I agree, I tried vac, but had problems...
 

·
Registered
Joined
·
519 Posts
Have to get all the leaks fixed before you can be sure you are bleeding air free.

A few months back I bled my system and every single brake component was new, from the brake pedal to the rotors. Some of the flared connections I had to wrench on so tight I thought for sure the line wrench was going to strip or the connection break. Also had two bad M/C (one obvious on the bench, one a desperate measure to get the system to bleed). When you change so much it can be a real pain to isolate the problem.
 

·
Premium Member
Joined
·
22,122 Posts
Discussion Starter · #13 ·
ya... yesterday I cleaned the grinding residue out of the interior and watched American Idol (Was Haley HOT HOT HOT or what? hehe, my wife is getting jealous, particularly when I drool...). Today I finished the tailpipe hangers and hooked up the ebrake cables, undercar done now. Currently working on installing carpeting. Wil also be checking stereo, have some blown speakers and need a new small subwoofer box.

Having a moratorium from brakes!
Another new line from right stuff will be here tomorrow.

Bummer of it is, car is real close to roadworthy again... and it would be ragtop weather if it stops raining.
 

·
Super Moderator
Joined
·
33,294 Posts
This is the problem with SS lines, harder material than standard steel to seal. You might get help sealing by installing a copper washer between the flare and the line, just like the banjo fitting on the caliper, copper washer on top and bottom. Same principle applies.

The pedal rod will be adjusted correctly when viewing the top of the open reservior, have an assistant press very slowly on the pedal and watch for a swirl of fluid in the reservior after the pedal is depressed. This indicates the piston is moving directly with the pedal. Fluid will swirl until the piston covers up the hole. There should be 1/8 inch freeplay in pedal to master cylinder.

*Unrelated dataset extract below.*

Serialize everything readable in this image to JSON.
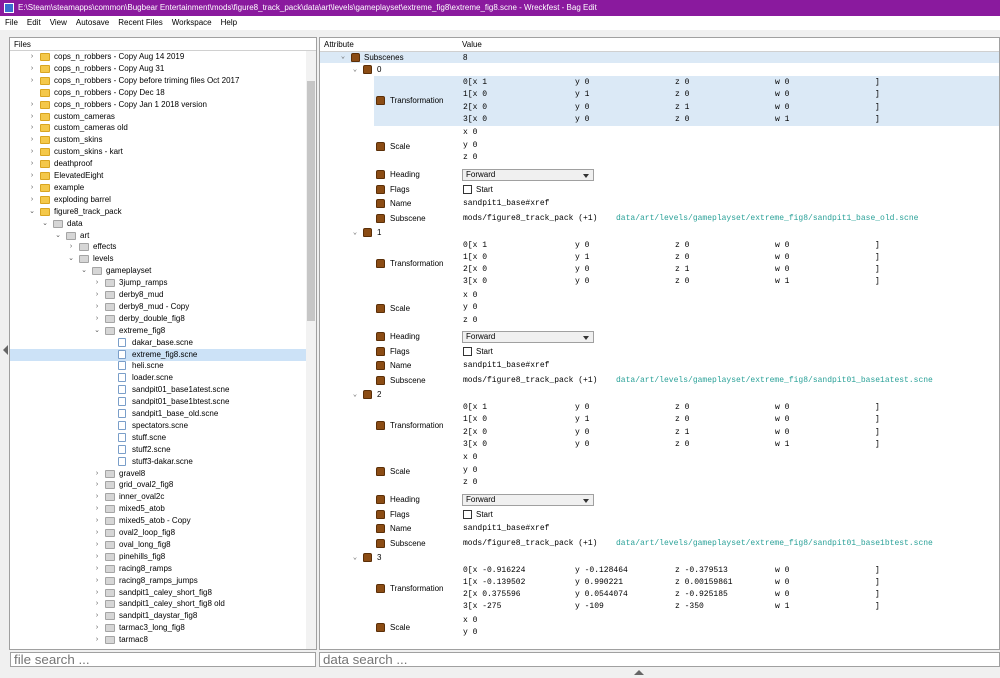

Pistons must be against the pads and pads against the rotor. With pedal depressed hard and held, tap caliper with a small hammer to "loosen" the air bubbles in the chamber. Then bleed and perform again.

Tubing leaks must be fixed as you well know before proceeding or when found.

Good luck.
 

·
Premium Member
Joined
·
22,122 Posts
Discussion Starter · #15 ·
the new carpet looks real nice. Still need to get the pass side under the kick panel and put the sill plate on, and clean and install the console. The I'll tackle those speakers.

Yes, I know I'm in denial, but it works for me. After a few days of easy stuff, I'll tackle it again fresh, and all will be well. The easy stuff has to get done too.
 

·
Registered
Joined
·
1,133 Posts
Good attitude Jim you will get it after this break your taking, It will be almost a week till we can drive anywhy with all the rain. 3 inches last nite, I bet your pool is full now. Im going to orlando next week when I get back I will give you a call. If you still need help I can stop by if for nothing else moral support. I will even bring the beer. Beer helps these problems
 

·
Premium Member
Joined
·
22,122 Posts
Discussion Starter · #18 ·
Well, came home from work and got to it tonight. Opened up and "talked to" 3 leaking connections. Replaced the front part os the 2 peice front to rear line. That one was no fun, was a clamp right under the clutch z-bar!

but it's all together again, and I filled the master...

Waish me luck?
 

·
Premium Member
Joined
·
4,817 Posts
Good luck, Jim!
 

·
Premium Member
Joined
·
4,060 Posts
I had same problem when I changed my lines and drum to disc changeover.
I found out the master sits at an angle and the front brake section of the master has trapped air.
I called tech support for the new brake system and they recommended using a power bleeder.
http://www.apexperformance.net/cartgenie/prodInfo.asp?pid=47&cid=8
And would ya figure I bled with the power bleeder and everything works great!
much easier than the mighty vac way of bleeding.